Concrete example: an SEO agency wants to find all restaurants without Google Analytics to approach them.

With the Google API? Impossible — the API does not detect technologies.

With IBLead? You filter by "detected technologies = without Google Analytics" and export the list in 30 seconds.

IBLead is not an alternative to the Google API. It is complementary. You use the API to display a map on your site. You use IBLead to extract business lists.

FAQ — Google Maps API Key

Can I share my API key with someone else?

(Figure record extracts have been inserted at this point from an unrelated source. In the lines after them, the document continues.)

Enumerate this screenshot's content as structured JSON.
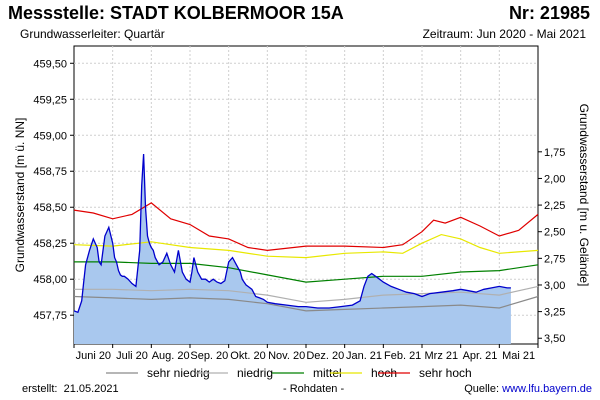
{
  "header": {
    "title": "Messstelle: STADT KOLBERMOOR 15A",
    "number": "Nr: 21985",
    "aquifer": "Grundwasserleiter: Quartär",
    "period": "Zeitraum: Jun 2020 - Mai 2021"
  },
  "footer": {
    "created_label": "erstellt:",
    "created_date": "21.05.2021",
    "raw": "- Rohdaten -",
    "source_label": "Quelle:",
    "source_url": "www.lfu.bayern.de"
  },
  "chart_data": {
    "type": "area",
    "ylabel": "Grundwasserstand [m ü. NN]",
    "y2label": "Grundwasserstand [m u. Gelände]",
    "ylim": [
      457.55,
      459.62
    ],
    "yticks": [
      457.75,
      458.0,
      458.25,
      458.5,
      458.75,
      459.0,
      459.25,
      459.5
    ],
    "ytick_labels": [
      "457,75",
      "458,00",
      "458,25",
      "458,50",
      "458,75",
      "459,00",
      "459,25",
      "459,50"
    ],
    "y2ticks": [
      1.75,
      2.0,
      2.25,
      2.5,
      2.75,
      3.0,
      3.25,
      3.5
    ],
    "y2tick_labels": [
      "1,75",
      "2,00",
      "2,25",
      "2,50",
      "2,75",
      "3,00",
      "3,25",
      "3,50"
    ],
    "xlim": [
      0,
      12
    ],
    "xtick_labels": [
      "Juni 20",
      "Juli 20",
      "Aug. 20",
      "Sep. 20",
      "Okt. 20",
      "Nov. 20",
      "Dez. 20",
      "Jan. 21",
      "Feb. 21",
      "Mrz 21",
      "Apr. 21",
      "Mai 21"
    ],
    "grid": true,
    "legend_position": "bottom",
    "colors": {
      "area_fill": "#a9c8ee",
      "measured_line": "#0000cc",
      "sehr_niedrig": "#8a8a8a",
      "niedrig": "#b0b0b0",
      "mittel": "#008000",
      "hoch": "#e8e800",
      "sehr_hoch": "#e00000"
    },
    "measured": {
      "x": [
        0,
        0.1,
        0.2,
        0.25,
        0.3,
        0.4,
        0.5,
        0.6,
        0.65,
        0.7,
        0.8,
        0.9,
        1.0,
        1.05,
        1.1,
        1.15,
        1.2,
        1.25,
        1.3,
        1.4,
        1.5,
        1.6,
        1.7,
        1.75,
        1.8,
        1.85,
        1.9,
        1.95,
        2.0,
        2.05,
        2.1,
        2.2,
        2.3,
        2.4,
        2.5,
        2.6,
        2.7,
        2.8,
        2.9,
        3.0,
        3.05,
        3.1,
        3.15,
        3.2,
        3.3,
        3.4,
        3.5,
        3.6,
        3.7,
        3.8,
        3.9,
        4.0,
        4.1,
        4.2,
        4.3,
        4.35,
        4.4,
        4.45,
        4.5,
        4.6,
        4.7,
        4.8,
        4.9,
        5.0,
        5.2,
        5.5,
        5.8,
        6.0,
        6.3,
        6.6,
        6.9,
        7.2,
        7.4,
        7.5,
        7.6,
        7.7,
        7.8,
        7.9,
        8.0,
        8.2,
        8.4,
        8.6,
        8.8,
        9.0,
        9.2,
        9.5,
        9.8,
        10.0,
        10.2,
        10.4,
        10.5,
        10.6,
        10.8,
        11.0,
        11.2,
        11.3
      ],
      "y": [
        457.78,
        457.77,
        457.85,
        457.98,
        458.1,
        458.2,
        458.28,
        458.22,
        458.12,
        458.1,
        458.3,
        458.36,
        458.25,
        458.15,
        458.12,
        458.06,
        458.03,
        458.02,
        458.02,
        458.0,
        457.97,
        457.95,
        458.2,
        458.65,
        458.87,
        458.5,
        458.3,
        458.25,
        458.22,
        458.2,
        458.15,
        458.1,
        458.12,
        458.18,
        458.1,
        458.05,
        458.2,
        458.05,
        458.0,
        457.98,
        458.05,
        458.15,
        458.1,
        458.05,
        458.0,
        458.0,
        457.98,
        458.0,
        457.98,
        457.97,
        457.99,
        458.12,
        458.15,
        458.1,
        458.05,
        458.0,
        457.98,
        457.96,
        457.95,
        457.93,
        457.88,
        457.87,
        457.86,
        457.84,
        457.83,
        457.82,
        457.81,
        457.81,
        457.8,
        457.8,
        457.81,
        457.82,
        457.85,
        457.95,
        458.02,
        458.04,
        458.02,
        458.0,
        457.98,
        457.95,
        457.93,
        457.91,
        457.9,
        457.88,
        457.9,
        457.91,
        457.92,
        457.93,
        457.92,
        457.91,
        457.92,
        457.93,
        457.94,
        457.95,
        457.94,
        457.94
      ]
    },
    "series": [
      {
        "name": "sehr niedrig",
        "x": [
          0,
          1,
          2,
          3,
          4,
          5,
          6,
          7,
          8,
          9,
          10,
          11,
          12
        ],
        "values": [
          457.88,
          457.87,
          457.86,
          457.87,
          457.86,
          457.83,
          457.78,
          457.79,
          457.8,
          457.81,
          457.82,
          457.8,
          457.88
        ]
      },
      {
        "name": "niedrig",
        "x": [
          0,
          1,
          2,
          3,
          4,
          5,
          6,
          7,
          8,
          9,
          10,
          11,
          12
        ],
        "values": [
          457.93,
          457.93,
          457.92,
          457.93,
          457.92,
          457.89,
          457.84,
          457.86,
          457.89,
          457.9,
          457.91,
          457.89,
          457.95
        ]
      },
      {
        "name": "mittel",
        "x": [
          0,
          1,
          2,
          3,
          4,
          5,
          6,
          7,
          8,
          9,
          10,
          11,
          12
        ],
        "values": [
          458.12,
          458.12,
          458.11,
          458.11,
          458.08,
          458.03,
          457.98,
          458.0,
          458.02,
          458.02,
          458.05,
          458.06,
          458.1
        ]
      },
      {
        "name": "hoch",
        "x": [
          0,
          1,
          2,
          3,
          4,
          5,
          6,
          7,
          8,
          8.5,
          9,
          9.5,
          10,
          10.5,
          11,
          12
        ],
        "values": [
          458.24,
          458.23,
          458.26,
          458.22,
          458.2,
          458.16,
          458.15,
          458.18,
          458.19,
          458.18,
          458.25,
          458.31,
          458.28,
          458.22,
          458.18,
          458.2
        ]
      },
      {
        "name": "sehr hoch",
        "x": [
          0,
          0.5,
          1,
          1.5,
          2,
          2.5,
          3,
          3.5,
          4,
          4.5,
          5,
          6,
          7,
          8,
          8.5,
          9,
          9.3,
          9.6,
          10,
          10.5,
          11,
          11.5,
          12
        ],
        "values": [
          458.48,
          458.46,
          458.42,
          458.45,
          458.53,
          458.42,
          458.38,
          458.3,
          458.28,
          458.22,
          458.2,
          458.23,
          458.23,
          458.22,
          458.24,
          458.33,
          458.41,
          458.39,
          458.43,
          458.37,
          458.3,
          458.34,
          458.45
        ]
      }
    ]
  }
}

No. Each API key is personal. If you share it, the other person can use it to make calls to your account (and you will be charged). If you need to share access to a GCP project, use access roles in the project settings.

What do I do if my API key is compromised?

1. Go to “Credentials”
2. Click on the trash can icon next to your key
3. Confirm the deletion

Create a new key. Calls to the old key will fail immediately.

How many API keys can I create?

As many as you want. There is no limit. This is useful if you have multiple apps or sites and want to manage them separately.

Can I use the same API key for both a website AND a mobile app?

Technically yes. But it is not recommended. Create one key per platform. This allows you to revoke a key if it is compromised, without affecting others.